La libellule, en me voyant, se fige sur la barrière. Je m'arrête pour la regarder. Le chariot de l’éternel avec ses roues de bois passe entre nous sans un bruit, puis la libellule revient à ses affaires et je poursuis ma promenade avec dans l'âme une nouvelle nuance de bleu.

page(s) 22
• Le « oui »

Il n'y a rien de plus à trouver dans cette vie que le « oui » qui définitivement l'enflamme.

page(s) 28
• Regarder sans intention

Chaque seconde perdue à regarder sans intention par la fenêtre retarde la fin du monde.

page(s) 74
• Mon bon Ryokan

Mon bon Ryokan, je n'ai rien fait de ma vie, rien, juste bâti un nid d'hirondelle sous la poutre du langage.

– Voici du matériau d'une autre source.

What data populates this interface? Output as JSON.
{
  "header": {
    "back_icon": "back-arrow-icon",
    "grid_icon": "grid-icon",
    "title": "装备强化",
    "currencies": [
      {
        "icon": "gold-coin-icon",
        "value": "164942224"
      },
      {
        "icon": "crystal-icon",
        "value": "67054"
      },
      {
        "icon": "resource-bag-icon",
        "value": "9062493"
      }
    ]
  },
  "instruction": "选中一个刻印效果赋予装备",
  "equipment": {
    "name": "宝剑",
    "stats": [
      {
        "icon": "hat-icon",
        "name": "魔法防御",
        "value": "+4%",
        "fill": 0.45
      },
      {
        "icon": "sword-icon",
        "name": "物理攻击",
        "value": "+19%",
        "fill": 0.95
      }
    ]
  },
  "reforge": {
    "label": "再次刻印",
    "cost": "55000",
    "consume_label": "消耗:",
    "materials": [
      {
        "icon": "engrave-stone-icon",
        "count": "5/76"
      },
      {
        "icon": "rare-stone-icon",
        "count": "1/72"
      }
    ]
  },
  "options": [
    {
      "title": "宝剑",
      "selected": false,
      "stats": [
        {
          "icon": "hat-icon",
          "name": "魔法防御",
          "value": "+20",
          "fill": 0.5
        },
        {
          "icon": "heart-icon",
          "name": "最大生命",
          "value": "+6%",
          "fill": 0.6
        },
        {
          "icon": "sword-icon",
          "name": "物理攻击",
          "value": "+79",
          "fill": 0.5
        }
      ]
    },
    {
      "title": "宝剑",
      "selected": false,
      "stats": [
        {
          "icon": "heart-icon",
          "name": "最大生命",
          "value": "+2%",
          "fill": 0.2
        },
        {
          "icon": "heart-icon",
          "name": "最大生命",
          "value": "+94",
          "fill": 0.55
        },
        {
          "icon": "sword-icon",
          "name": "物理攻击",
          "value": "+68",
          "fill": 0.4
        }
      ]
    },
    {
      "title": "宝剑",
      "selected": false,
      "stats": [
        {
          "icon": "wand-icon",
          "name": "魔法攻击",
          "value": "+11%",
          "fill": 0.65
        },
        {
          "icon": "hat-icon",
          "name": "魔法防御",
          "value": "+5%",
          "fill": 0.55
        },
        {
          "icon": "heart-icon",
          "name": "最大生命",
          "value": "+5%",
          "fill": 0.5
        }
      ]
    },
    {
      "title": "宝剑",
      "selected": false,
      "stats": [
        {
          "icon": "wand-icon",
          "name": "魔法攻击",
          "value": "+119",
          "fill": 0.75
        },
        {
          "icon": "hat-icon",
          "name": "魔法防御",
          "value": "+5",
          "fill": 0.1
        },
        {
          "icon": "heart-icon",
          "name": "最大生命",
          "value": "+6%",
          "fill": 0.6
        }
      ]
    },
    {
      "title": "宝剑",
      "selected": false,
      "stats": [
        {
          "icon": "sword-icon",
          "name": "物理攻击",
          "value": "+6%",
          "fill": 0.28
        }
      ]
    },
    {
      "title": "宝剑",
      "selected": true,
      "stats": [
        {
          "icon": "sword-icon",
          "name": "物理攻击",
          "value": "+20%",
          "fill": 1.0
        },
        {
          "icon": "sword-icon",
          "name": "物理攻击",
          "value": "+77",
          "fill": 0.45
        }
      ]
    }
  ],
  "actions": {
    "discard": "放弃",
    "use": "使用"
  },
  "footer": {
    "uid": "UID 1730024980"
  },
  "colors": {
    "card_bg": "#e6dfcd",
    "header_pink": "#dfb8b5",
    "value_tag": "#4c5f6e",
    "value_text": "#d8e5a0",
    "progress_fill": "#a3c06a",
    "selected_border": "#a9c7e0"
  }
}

J'ai interrogé les livres et je leur ai demandé quel était le sens de la vie, mais ils n'ont pas répondu. J'ai frappé aux portes du silence, de la musique et même de la mort, mais personne n'a ouvert. Alors j'ai cessé de demander. J'ai aimé les livres pour ce qu'ils étaient, des blocs de paix, des respirations si lentes qu'on les entend à peine. J'ai aimé le silence, la musique et la mort pour ce qu'ils ouvraient en moi, cette clairière dans mon cerveau, ce trou dans les étoiles, un peu de vide, enfin. J'ai rejoint l'atelier des berceaux.

page(s) 50-51
• Aimer

Ce que j'appelle aimer, c'est remercier pour une force donnée.

page(s) 48
• Des lacets d'enfant mouillés

Les plus graves problèmes ne sont que des lacets d'enfant mouillés : plus on tire dessus, plus on les rend impossibles à dénouer.

page(s) 39
• Plus vite à l’essentiel

Lire est une passion lente. S'émerveiller d'un rire gravé dans l'air va plus vite à l’essentiel.

page(s) 22
• L’auberge est vaste

Tous les vivants sont dans mon cœur. L’auberge est vaste. Il y a même un lit et un repas chaud pour les criminels et les fous.

page(s) 35
• Vie conjugale du bleu et du noir

C'est un état limite dont vous avez besoin, une mince ligne de rien entre l'ennui et le désespoir – et la joie qui passe en funambule sur ce fil, la joie qui se nourrit précisément de rien, par exemple d'un regard sur le ciel d'aujourd'hui, contemplé depuis votre lit d'infirmité active, depuis votre fainéantise d'écriture : une lumière transparente. Un bleu sans épaisseur.

On dirait que les anges viennent de laver leur linge et que, n'étant riches que de leur seul amour, ils portent toujours la même lumière, rendue transparente par des milliers de lessives. Dans le bleu de cette beauté vous devinez le noir où elle s'abîmera bientôt, et vous trouvez dans cette vie conjugale du bleu et du noir l'unique leçon de choses qui vous convienne, la preuve d'une excellence de cette vie où tout nous est donné à chaque instant, le bleu avec le noir, la force avec la blessure.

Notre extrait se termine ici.